U.S. Treasury bond yields mostly declined, while market participants continued to assess the impact of yesterday's CPI data on the Fed's policy decisions.
The yield on 5-year Treasury bonds fell by 0.6 basis points, reaching 4.35%, while the yield on 30-year bonds was 4.492% (-2.4 basis points). Meanwhile, the yield on 2-year Treasury bonds, reflecting expectations of short-term interest rates, rose by 0.5 basis points to 4.741%, while the yield on 10-year bonds fell to 4.338% (-1.8 basis points). The curve between the 10-year Treasury yield and the 2-year yield remains inverted, sending a warning that the economy may be falling or has already fallen into recession. Now the gap between 10 and 2 year U.S. debt is 40 basis points.

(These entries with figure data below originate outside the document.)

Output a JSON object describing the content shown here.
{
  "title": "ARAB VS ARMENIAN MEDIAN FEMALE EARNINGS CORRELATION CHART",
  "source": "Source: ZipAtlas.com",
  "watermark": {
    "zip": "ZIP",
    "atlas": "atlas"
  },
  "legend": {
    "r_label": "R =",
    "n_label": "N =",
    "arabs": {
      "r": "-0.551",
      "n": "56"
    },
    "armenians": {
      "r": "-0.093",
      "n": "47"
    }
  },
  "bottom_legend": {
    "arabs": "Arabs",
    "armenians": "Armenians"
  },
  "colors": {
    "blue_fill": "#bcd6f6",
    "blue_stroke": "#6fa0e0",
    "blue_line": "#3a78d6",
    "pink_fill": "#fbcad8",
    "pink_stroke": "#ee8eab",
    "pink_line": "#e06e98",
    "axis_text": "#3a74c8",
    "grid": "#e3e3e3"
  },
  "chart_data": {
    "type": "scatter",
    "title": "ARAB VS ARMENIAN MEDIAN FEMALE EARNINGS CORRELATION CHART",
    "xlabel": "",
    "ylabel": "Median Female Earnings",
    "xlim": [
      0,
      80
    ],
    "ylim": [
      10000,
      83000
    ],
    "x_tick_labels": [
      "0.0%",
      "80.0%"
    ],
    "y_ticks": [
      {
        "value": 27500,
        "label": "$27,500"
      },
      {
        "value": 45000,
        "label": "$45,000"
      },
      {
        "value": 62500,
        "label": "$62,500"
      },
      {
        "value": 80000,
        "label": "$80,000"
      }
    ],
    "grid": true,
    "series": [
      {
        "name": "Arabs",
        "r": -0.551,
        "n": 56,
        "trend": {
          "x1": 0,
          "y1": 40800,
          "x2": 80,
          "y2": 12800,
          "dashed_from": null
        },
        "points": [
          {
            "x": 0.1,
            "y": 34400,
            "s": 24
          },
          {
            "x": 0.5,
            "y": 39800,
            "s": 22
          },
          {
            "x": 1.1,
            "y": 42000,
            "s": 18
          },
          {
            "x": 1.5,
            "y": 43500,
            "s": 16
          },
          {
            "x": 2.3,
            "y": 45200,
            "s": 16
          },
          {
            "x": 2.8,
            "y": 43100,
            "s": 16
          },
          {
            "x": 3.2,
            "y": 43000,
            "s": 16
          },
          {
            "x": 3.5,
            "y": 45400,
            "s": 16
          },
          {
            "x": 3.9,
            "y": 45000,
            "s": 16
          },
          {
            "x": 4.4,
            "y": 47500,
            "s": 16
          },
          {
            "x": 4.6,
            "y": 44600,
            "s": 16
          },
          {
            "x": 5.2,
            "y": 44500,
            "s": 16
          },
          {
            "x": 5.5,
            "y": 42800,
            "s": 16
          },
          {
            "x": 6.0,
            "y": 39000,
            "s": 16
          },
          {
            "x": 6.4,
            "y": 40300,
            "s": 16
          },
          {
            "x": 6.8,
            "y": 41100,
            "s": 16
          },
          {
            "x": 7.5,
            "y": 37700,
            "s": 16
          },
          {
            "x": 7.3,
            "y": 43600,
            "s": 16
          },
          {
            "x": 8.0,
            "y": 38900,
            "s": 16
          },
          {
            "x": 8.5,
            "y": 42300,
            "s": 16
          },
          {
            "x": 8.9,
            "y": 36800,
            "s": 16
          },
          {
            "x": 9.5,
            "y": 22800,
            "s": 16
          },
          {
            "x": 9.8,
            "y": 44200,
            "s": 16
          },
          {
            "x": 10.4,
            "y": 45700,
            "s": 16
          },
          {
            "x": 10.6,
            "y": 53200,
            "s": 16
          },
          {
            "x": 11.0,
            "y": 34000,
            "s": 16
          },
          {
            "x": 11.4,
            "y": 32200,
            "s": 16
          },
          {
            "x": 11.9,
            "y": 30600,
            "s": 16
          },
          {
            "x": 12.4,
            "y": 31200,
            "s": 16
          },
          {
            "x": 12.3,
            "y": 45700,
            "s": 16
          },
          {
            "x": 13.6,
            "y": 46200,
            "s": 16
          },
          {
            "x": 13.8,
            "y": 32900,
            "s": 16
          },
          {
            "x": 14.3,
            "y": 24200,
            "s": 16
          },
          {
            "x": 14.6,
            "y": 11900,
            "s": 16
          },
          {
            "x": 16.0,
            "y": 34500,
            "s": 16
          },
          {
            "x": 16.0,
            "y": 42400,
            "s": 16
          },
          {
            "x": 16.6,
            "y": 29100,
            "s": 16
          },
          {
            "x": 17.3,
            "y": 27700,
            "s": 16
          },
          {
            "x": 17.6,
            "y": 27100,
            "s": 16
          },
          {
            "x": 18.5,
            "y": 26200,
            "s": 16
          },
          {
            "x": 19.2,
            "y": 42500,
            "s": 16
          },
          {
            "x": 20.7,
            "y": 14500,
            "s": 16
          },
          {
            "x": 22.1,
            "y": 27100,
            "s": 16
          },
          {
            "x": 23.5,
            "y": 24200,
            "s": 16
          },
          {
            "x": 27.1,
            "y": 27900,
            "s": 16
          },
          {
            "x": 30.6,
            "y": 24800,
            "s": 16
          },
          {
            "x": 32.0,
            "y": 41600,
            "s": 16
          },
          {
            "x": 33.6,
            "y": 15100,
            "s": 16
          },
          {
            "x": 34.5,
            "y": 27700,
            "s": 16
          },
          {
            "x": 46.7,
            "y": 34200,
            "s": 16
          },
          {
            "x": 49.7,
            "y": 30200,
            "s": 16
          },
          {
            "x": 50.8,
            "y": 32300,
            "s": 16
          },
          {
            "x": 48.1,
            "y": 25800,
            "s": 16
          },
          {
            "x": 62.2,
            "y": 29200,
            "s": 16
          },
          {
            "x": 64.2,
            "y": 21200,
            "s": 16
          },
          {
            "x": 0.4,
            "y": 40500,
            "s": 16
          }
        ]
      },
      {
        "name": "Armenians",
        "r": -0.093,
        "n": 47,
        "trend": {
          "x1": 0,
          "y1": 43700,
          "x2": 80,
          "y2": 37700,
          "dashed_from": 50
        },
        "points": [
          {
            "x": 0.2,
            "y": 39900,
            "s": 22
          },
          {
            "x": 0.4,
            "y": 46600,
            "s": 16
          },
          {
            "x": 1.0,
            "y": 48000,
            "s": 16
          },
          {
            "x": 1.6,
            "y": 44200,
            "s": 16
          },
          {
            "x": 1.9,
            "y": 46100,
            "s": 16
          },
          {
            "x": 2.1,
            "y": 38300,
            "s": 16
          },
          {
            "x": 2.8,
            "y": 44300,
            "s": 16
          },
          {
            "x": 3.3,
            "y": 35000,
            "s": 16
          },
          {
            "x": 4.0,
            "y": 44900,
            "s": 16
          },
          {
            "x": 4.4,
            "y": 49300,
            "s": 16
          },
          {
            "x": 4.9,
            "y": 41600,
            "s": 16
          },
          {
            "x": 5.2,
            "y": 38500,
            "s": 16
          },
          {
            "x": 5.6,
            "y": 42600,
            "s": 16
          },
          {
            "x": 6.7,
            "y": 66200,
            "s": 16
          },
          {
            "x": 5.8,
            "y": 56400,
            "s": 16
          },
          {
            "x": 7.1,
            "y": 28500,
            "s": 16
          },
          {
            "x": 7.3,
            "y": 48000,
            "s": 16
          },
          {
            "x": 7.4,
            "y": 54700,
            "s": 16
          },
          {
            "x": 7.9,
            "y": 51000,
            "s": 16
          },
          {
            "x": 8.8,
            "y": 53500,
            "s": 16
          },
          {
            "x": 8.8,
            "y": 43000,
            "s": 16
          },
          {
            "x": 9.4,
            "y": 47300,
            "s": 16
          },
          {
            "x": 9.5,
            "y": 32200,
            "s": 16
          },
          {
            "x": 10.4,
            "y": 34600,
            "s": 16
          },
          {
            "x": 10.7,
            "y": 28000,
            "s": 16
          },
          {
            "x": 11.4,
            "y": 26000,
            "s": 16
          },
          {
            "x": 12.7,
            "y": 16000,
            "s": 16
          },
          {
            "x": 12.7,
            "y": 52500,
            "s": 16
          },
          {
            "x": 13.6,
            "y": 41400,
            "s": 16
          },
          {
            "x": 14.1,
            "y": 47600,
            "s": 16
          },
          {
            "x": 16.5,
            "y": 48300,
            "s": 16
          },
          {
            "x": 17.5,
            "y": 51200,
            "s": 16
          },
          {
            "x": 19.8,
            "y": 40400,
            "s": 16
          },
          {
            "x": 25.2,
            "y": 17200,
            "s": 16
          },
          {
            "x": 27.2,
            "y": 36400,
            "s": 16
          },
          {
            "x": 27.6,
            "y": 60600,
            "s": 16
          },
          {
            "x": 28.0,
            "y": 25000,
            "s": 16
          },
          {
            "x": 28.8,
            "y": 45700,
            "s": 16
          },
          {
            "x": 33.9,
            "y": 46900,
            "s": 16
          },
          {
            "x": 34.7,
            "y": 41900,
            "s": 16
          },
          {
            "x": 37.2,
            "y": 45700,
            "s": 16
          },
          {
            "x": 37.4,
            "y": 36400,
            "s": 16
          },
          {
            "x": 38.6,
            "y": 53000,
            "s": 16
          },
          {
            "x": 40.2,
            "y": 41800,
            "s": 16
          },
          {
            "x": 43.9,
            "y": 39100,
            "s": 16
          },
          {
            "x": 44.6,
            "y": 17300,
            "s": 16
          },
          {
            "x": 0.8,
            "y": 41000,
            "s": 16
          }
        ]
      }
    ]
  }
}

Yesterday, the Bureau of Labor Statistics said that the consumer price index rose by 0.3% in April after increasing by 0.4% in March and February. In annual terms, CPI growth slowed to 3.4% from 3.5% in March. Economists had predicted that the index would grow by 0.4% over the month and by 3.4% year-on-year. Optimism that the Fed is close to cutting rates was also boosted by U.S. retail sales data. Fed policymakers have repeatedly stated that interest rates will be lowered only after data shows that inflationary pressures are steadily decreasing. Fed Chairman Powell said earlier this week that the central bank will have to be patient as inflation remains higher than expected. According to the CME FedWatch Tool, markets see a 8.4% probability of a 25 basis point rate cut at the Fed meeting in June, a 34.9% probability of a rate cut in July, and a 72.6% probability of monetary policy easing in September.
Today, investors will analyze US data on the housing market and the labor market, which will help clarify the current state of the economy. More Fed officials are also expected to give remarks in the last days of the week.